Zeelink: Politiker in Aachen wollen Spielplatz-Schließung verhindern

Erdgaspipeline Zeelink : Plötzliche Spielplatz-Sperrung bringt Politik in Wallung

Die wegen der Erdgasleitung Zeelink geplante Sperrung des Spielplatzes an der Schagenstraße bringt die schwarz-rote Mehrheit im Stadtbezirk Brand in Wallung. CDU und SPD wollen das Thema am Mittwoch per Dringlichkeitsantrag in der Sitzung der Bezirksvertretung behandeln und nach Alternativen suchen, um eine Schließung noch abzuwenden.
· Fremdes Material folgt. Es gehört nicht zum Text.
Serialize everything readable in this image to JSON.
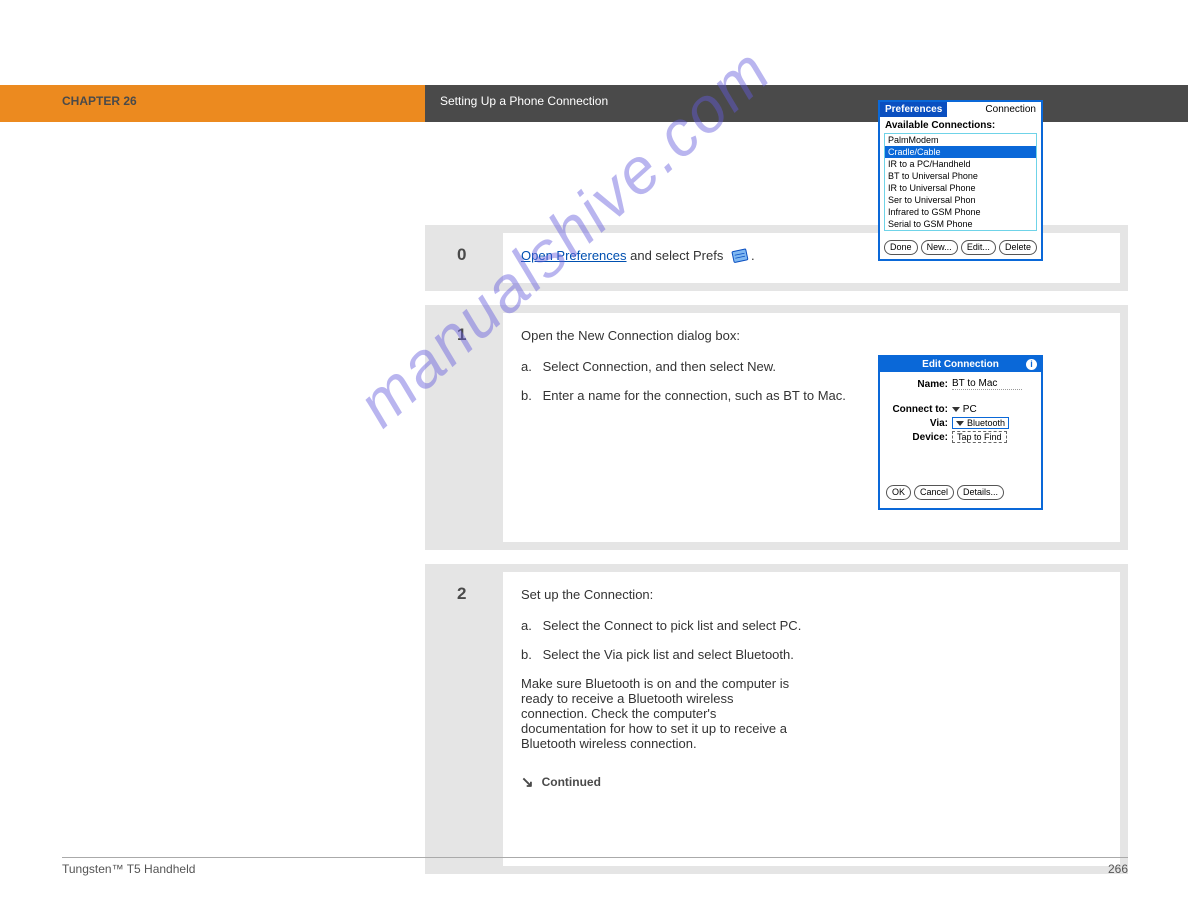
{
  "header": {
    "chapter": "CHAPTER 26",
    "section": "Setting Up a Phone Connection"
  },
  "step0": {
    "num": "0",
    "link": "Open Preferences",
    "rest": " and select Prefs ",
    "tail": "."
  },
  "step1": {
    "num": "1",
    "intro": "Open the New Connection dialog box:",
    "a_lbl": "a.",
    "a_txt": "Select Connection, and then select New.",
    "b_lbl": "b.",
    "b_txt": "Enter a name for the connection, such as BT to Mac."
  },
  "step2": {
    "num": "2",
    "intro": "Set up the Connection:",
    "a_lbl": "a.",
    "a_txt": "Select the Connect to pick list and select PC.",
    "b_lbl": "b.",
    "b_txt": "Select the Via pick list and select Bluetooth.",
    "note": "Make sure Bluetooth is on and the computer is ready to receive a Bluetooth wireless connection. Check the computer's documentation for how to set it up to receive a Bluetooth wireless connection.",
    "continued": "Continued"
  },
  "pda1": {
    "title": "Preferences",
    "tab": "Connection",
    "section": "Available Connections:",
    "items": [
      "PalmModem",
      "Cradle/Cable",
      "IR to a PC/Handheld",
      "BT to Universal Phone",
      "IR to Universal Phone",
      "Ser to Universal Phon",
      "Infrared to GSM Phone",
      "Serial to GSM Phone"
    ],
    "buttons": [
      "Done",
      "New...",
      "Edit...",
      "Delete"
    ]
  },
  "pda2": {
    "title": "Edit Connection",
    "name_lbl": "Name:",
    "name_val": "BT to Mac",
    "connect_lbl": "Connect to:",
    "connect_val": "PC",
    "via_lbl": "Via:",
    "via_val": "Bluetooth",
    "device_lbl": "Device:",
    "device_val": "Tap to Find",
    "buttons": [
      "OK",
      "Cancel",
      "Details..."
    ]
  },
  "footer": {
    "left": "Tungsten™ T5 Handheld",
    "right": "266"
  },
  "watermark": "manualshive.com"
}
„Es kann doch nicht sein, dass man das im Schweinsgalopp entscheidet“, zürnte am Montag die CDU-Fraktionssprecherin Iris Lürken. Erst kurz vor dem Wochenende hatte das Presseamt der Stadt mitgeteilt, dass der Spielplatz am Brander Wall und das angrenzende Streetballfeld schon ab dieser Woche gesperrt werden soll – und zwar voraussichtlich bis Ende des Jahres. Grund ist der Bau der Gaspipeline, die unter einem Teilbereich des Spielplatzes verlegt wird. Zudem werde das Streetballfeld als Abladeplatz für den Erdaushub benötigt.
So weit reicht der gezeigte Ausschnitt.